Cloud provides use different pricing models for ingesting, storing, and moving data out of the cloud. Also, there are pricing implications around the WAN network required to transfer the data to the cloud. Not every feature you need is available in every cloud location, so you may need to provision your Hadoop cluster in certain locations -- close or far from your on-premises data center. Get a detailed understanding of how much it will cost to move the data in and out of the appropriate cloud location. Some storage vendors offer data fabric solutions allowing you to easily replicate the data between on-premises and co-location facilities, and leverage compute farms from the public cloud. Such options can help you save money because you are not copying the data in and out of the AWS cloud yet still leveraging the cloud's compute benefits.
Question 8: How easy is it to manage the Hadoop infrastructure in the cloud?
As deployment scales, you may have hundreds to thousands of nodes in the Hadoop cluster with petabytes of data that may also require backups and disaster recovery. It becomes important to understand the management implications of scaling your Hadoop cluster in the cloud.
Hadoop-based big data analytics is gaining traction with a majority of early adopters who started their deployment in an on-premises data center.
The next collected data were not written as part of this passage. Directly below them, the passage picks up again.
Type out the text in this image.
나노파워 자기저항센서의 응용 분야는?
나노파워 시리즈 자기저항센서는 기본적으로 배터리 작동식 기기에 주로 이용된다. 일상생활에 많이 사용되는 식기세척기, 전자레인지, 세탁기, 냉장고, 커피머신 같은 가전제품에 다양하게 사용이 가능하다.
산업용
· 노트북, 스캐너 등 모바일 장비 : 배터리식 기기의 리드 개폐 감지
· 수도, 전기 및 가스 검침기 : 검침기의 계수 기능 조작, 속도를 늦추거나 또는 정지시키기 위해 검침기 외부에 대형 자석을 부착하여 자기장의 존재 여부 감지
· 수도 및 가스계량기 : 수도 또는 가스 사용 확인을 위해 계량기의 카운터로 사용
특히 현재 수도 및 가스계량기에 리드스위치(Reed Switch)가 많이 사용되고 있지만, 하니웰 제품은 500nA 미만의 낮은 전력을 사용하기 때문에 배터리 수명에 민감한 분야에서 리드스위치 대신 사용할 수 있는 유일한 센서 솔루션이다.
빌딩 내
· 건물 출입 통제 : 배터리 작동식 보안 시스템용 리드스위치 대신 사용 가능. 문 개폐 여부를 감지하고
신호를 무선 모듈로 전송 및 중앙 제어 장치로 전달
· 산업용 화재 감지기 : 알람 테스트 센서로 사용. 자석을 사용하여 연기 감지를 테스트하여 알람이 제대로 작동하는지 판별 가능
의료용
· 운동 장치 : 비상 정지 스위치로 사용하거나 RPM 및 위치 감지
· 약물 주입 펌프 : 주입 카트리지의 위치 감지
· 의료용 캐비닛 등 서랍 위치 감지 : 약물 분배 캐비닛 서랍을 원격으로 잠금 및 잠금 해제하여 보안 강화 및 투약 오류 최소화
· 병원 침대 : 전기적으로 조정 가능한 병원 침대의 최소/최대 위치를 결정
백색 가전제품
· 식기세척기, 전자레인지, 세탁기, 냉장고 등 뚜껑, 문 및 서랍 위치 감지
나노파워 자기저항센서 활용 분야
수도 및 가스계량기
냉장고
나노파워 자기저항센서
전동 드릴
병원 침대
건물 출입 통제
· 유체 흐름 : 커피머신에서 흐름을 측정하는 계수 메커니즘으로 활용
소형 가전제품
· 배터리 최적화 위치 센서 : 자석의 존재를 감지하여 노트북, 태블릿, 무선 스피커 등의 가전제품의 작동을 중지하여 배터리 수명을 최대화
The public cloud has definitely matured today compared to just a few years ago. We are seeing enterprises across different industry segments starting to explore public cloud for Hadoop for a variety of reasons. We hope that this article provided valuable insight into the key things to consider when looking at public cloud for Hadoop. Our belief is that in the long term, Hadoop will live in the hybrid cloud with both the on-premises and cloud deployment options providing value for different use cases.